I consider the postage stamp whether it's on a love note or a bill, a tiny piece of art stuck to the mundane artifacts of snail mail. I love postage stamps and I have wanted them to reflect a handmade aesthetic. When I left home (for school) at the age of sixteen my mother sent me a postcard each week. Her handwriting was hieroglyphic-like. When I wrote her back, the placement and selection of stamps was a carefully considered choice. I had a friend when I lived in France who would go to the post office to buy the smallest, most varied postage to cover her letters sent home. I was envious of her efforts, but found myself intimidated by the French postal workers. My tentative artistic desire and simple French could not withstand their glare. I would save postage from international letters and make tiny drawings that represented my imagined portals into a greater form of communication. Years later, I discovered boxes of old stamps in my father-in-law's basement. He gave me boxes of canceled foreign stamps from a boyhood friend once he found out how much I enjoyed their variety and wanted to use them for collage.
At times, as I practiced brushwork for my pottery, I cut
up discarded pages and made stamps out of the lively brush-stroke tails and
expressive drips. These were then added to my collages as if the stamp sealed
the image. [If you're interested in more variety, Cabinet Magazine published a book of artist stamps in 2006. Their original pre-publication description includes PDF's with artist and regular stamps.]

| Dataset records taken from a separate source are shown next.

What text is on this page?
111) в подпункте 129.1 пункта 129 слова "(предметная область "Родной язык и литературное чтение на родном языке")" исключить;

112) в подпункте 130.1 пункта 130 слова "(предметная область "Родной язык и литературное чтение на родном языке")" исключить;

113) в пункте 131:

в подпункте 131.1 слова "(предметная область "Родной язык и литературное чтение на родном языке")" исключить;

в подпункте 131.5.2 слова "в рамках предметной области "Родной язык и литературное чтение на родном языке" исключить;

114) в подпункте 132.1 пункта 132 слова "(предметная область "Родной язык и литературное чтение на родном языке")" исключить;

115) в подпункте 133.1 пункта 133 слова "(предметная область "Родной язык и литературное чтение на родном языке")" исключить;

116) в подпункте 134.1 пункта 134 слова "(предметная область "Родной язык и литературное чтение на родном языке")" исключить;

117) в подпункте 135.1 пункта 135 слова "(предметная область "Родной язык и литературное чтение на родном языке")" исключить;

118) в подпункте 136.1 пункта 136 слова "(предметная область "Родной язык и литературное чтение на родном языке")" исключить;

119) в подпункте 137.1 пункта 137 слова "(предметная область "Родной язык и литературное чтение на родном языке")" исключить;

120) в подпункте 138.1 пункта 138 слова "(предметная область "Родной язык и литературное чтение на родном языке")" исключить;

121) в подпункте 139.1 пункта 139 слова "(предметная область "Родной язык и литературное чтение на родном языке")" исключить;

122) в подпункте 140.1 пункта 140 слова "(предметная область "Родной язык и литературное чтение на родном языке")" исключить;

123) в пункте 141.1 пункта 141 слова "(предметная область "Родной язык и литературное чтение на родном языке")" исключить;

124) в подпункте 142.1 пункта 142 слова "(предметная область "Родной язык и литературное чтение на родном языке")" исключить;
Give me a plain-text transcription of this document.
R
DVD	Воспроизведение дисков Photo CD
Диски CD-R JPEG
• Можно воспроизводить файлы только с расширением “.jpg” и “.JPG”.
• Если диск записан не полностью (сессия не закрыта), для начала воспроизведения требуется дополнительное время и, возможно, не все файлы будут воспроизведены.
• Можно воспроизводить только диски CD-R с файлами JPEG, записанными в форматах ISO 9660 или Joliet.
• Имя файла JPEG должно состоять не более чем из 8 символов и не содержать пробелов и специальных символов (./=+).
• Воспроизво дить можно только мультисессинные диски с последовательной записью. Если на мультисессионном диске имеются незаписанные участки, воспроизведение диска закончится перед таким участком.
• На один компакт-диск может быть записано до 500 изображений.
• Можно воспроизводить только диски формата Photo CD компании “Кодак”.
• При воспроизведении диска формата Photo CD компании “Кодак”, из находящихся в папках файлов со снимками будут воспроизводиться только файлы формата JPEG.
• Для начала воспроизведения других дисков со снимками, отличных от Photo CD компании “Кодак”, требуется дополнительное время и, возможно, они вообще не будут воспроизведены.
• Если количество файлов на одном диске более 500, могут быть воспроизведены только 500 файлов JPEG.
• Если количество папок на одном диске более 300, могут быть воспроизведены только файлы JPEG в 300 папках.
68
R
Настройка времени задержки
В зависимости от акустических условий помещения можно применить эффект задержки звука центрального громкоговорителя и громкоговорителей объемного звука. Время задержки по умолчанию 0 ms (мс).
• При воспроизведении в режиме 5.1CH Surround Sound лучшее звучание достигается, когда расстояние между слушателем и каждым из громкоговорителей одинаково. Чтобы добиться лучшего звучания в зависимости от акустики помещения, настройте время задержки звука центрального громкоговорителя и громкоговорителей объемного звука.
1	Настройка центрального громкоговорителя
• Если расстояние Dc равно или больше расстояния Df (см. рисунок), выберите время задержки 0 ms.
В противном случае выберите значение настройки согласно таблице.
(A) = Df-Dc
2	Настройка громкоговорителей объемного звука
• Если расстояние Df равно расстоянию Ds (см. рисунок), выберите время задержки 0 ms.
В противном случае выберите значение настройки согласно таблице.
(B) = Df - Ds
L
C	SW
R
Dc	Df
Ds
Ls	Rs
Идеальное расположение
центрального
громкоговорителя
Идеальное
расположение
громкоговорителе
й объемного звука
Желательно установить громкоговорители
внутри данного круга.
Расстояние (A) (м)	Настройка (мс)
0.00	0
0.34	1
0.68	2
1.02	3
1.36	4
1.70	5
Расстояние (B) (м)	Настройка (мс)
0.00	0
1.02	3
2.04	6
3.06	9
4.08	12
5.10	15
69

This summer has not included much formal clay/studio time. Instead I feel like the character Frederick The Mouse from a book by Leo Lionni.This book is a great antidote to narrow thinking and is a wonderful allegory for the role of the artist. While all the other mice are collecting seeds and supplies for the winter, Frederick, who has the heart of a poet, collects images to get all the mice through the winter.
I have been collecting images all summer. I spent five days at Omega Institute in Rhinebeck, NY taking a class with Lynda Barry. It felt like a combination of five days with a stand-up comic and deep exploration of my childhood through the cultivation of images and finally words that add up to breathing stories. Our days were filled with making lists and visualizations of images from our lists and then, expanding them into seven-minute timed writes. If we lost the image and
didn't know what came next, we switched to the piece of paper next to us and
drew spirals or the alphabet--always keeping our pens moving . It felt like fishing with a pen in the sea of images that make up the ocean of my childhood and the origins of my imagination.
We read out loud with no comment or eye contact. While I listened I drew
I loved listening and drawing. It is a very fertile way of
working. While I listen my brain is turned off and I am just there. My pen is
moving and I can trust my gut. In this case we weren't looking at anything but
the page with intense consideration. By hearing other voices I was reminded
of the kind of image that is alive. I remembered friends' names that have been lost to me for years. I invented a
character based on my experience with just facts no emotion and I got some
profound laughs when I read it aloud. We did not re-read our work all week. We
did not talk about the work outside of class. We watched movies and took naps
together. It was exhausting, inspiring, and exhilarating all in one breath.
The important thing I took away had to do with working by hand. In my normal process I write with a pen in a notebook and draw with pens and pencil, later adding water and collage. Then I type up my words and email them to myself. When I see them again as a separate image (legible and spell-checked) I can continue to expand and elaborate. This always seems insane but somehow Lynda's approach added depth and validation to what I have been building upon since I was a kid.